Tuesday, February 28, 2006

Hands Off My Morning Paper!

Back in the pundit saddle, albeit on a part-time basis.

For those of you who – amazingly – still find your way through the cybersphere to this crass corner of complaints, thank you for visiting. I’ve had a few unexpected turns in recent months (mostly for the better), and will update you all in the near future. Basically, I’m looking at a complicated fork in the proverbial road, and have to choose which of the many tines I’m going to continue on for years to come. No doubt, many of you have experienced the same thing.

But, to get back into form, my rant du jour centers on coffee house etiquette. To be brutally honest, I need and covet my morning caffeine. To that end, I hang out with a bunch of regulars at Peets in Pasadena (Starbucks sucks, but is a necessary evil when conditions warrant), and have done so for years.

Now, I’m a plain coffee type of guy, so I can’t imagine spending $4.50 on a latte with more flavors and calories than most milkshakes. But, if you’re going to spend that much, don’t you think you could spend an additional 50 cents on the damn paper?!

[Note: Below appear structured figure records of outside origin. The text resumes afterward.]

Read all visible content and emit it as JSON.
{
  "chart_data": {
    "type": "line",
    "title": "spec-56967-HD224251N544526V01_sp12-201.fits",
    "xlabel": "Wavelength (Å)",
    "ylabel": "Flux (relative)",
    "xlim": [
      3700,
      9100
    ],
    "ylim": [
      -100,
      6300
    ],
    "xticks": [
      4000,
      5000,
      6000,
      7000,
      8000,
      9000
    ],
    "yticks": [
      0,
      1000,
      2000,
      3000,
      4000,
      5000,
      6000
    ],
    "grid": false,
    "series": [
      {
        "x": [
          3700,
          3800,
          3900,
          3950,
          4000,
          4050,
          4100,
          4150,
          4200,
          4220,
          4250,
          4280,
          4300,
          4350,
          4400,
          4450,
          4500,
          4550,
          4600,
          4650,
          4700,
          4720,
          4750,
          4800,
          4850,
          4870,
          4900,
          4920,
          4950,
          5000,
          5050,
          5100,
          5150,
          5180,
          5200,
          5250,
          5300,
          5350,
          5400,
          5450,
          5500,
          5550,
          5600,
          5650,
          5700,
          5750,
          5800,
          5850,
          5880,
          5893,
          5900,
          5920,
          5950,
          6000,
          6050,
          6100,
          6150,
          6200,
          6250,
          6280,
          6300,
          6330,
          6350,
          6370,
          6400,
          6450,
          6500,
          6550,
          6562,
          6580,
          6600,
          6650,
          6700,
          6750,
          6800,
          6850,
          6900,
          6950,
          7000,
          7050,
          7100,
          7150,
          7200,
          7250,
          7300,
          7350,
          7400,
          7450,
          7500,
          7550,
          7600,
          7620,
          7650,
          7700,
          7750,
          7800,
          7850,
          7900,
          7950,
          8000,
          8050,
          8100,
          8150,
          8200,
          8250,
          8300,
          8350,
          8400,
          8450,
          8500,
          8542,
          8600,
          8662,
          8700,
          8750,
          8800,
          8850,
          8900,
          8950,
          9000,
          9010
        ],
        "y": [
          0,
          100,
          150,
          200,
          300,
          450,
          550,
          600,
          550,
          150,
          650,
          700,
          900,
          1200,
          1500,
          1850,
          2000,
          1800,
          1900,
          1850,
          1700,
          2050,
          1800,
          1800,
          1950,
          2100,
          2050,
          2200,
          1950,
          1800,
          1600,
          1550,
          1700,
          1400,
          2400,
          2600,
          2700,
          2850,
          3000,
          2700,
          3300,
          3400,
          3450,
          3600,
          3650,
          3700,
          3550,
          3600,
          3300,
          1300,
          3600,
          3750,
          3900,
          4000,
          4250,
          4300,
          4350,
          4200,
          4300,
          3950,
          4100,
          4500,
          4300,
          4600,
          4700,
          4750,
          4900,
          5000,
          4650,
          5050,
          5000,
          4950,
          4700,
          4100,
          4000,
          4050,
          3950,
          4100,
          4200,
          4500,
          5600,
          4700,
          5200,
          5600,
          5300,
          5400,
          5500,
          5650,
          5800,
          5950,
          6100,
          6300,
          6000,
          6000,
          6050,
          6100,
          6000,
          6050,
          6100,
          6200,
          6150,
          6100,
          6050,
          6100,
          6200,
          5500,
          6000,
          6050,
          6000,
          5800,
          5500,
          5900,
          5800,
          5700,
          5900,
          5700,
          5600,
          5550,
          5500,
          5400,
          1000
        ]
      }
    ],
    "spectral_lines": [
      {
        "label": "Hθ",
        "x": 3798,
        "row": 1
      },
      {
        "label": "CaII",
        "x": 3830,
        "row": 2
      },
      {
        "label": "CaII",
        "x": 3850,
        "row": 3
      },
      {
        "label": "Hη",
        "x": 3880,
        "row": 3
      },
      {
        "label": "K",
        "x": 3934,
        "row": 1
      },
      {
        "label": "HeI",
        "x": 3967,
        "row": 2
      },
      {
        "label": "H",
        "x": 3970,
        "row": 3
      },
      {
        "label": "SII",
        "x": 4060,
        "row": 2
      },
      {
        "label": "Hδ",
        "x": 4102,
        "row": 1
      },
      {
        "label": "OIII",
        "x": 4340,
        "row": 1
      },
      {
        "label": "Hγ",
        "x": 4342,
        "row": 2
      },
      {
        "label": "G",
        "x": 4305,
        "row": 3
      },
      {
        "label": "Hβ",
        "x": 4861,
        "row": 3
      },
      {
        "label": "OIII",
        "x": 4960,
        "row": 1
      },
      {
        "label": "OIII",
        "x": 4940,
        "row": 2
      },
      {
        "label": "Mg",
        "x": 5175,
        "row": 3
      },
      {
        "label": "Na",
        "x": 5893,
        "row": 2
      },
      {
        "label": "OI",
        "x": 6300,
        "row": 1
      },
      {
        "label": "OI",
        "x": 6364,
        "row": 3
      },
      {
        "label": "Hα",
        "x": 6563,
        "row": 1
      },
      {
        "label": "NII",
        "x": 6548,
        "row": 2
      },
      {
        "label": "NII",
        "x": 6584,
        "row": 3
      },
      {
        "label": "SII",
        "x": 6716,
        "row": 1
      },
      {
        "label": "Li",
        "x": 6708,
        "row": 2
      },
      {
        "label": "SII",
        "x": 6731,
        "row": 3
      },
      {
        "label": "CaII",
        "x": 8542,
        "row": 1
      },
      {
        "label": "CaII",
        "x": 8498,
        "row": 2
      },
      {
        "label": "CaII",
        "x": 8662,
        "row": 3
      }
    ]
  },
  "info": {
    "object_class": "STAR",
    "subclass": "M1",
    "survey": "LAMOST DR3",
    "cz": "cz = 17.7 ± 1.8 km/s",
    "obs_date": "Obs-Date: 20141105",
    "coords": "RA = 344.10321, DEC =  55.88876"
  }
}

See, my friends joke that no matter where I am sitting, or doing, someone will invariably approach and try to take my LA Times paper away from me, as if I’m the communal paper basket. This happens at all times of the day, and even outside (one time, a guy came off the sidewalk while I’m still reading a section and asked, “Hey guy, you done with the paper yet?”). They’ll even try to yank out a section from under my seat, with my foot on it! (And it happened again this morning.)

Who knows why this happens – I think it’s akin to what the British writer Toby Young calls his, “negative charisma,” when he enters a room, people immediately hate him before they know anything about him. Somehow, I must have the look of, “Take my paper – please….”

My jaded advice: Peets isn’t the Union Rescue Mission. If you there to buy the expensive coffee and more-than-expensive snacks, you can reach down into your pockets and shell out an additional two quarters. Get the damn paper yourself.

Another Pasadena Passing....

FYI, reknown Pasadena-born science fiction-writer Octavia Butler has died.

From the front page of today's Pasadena Star News:

PASADENA - Octavia Butler, the Pasadena native who was one of the nation's leading science-fiction writers and whose first novel, "Kindred," is Pasadena's 2006 One City, One Story book selection, died Friday. She was 58.

Butler died after falling and striking her head on the cobbled walkway outside her home in the north Seattle suburb of Lake Forest Park.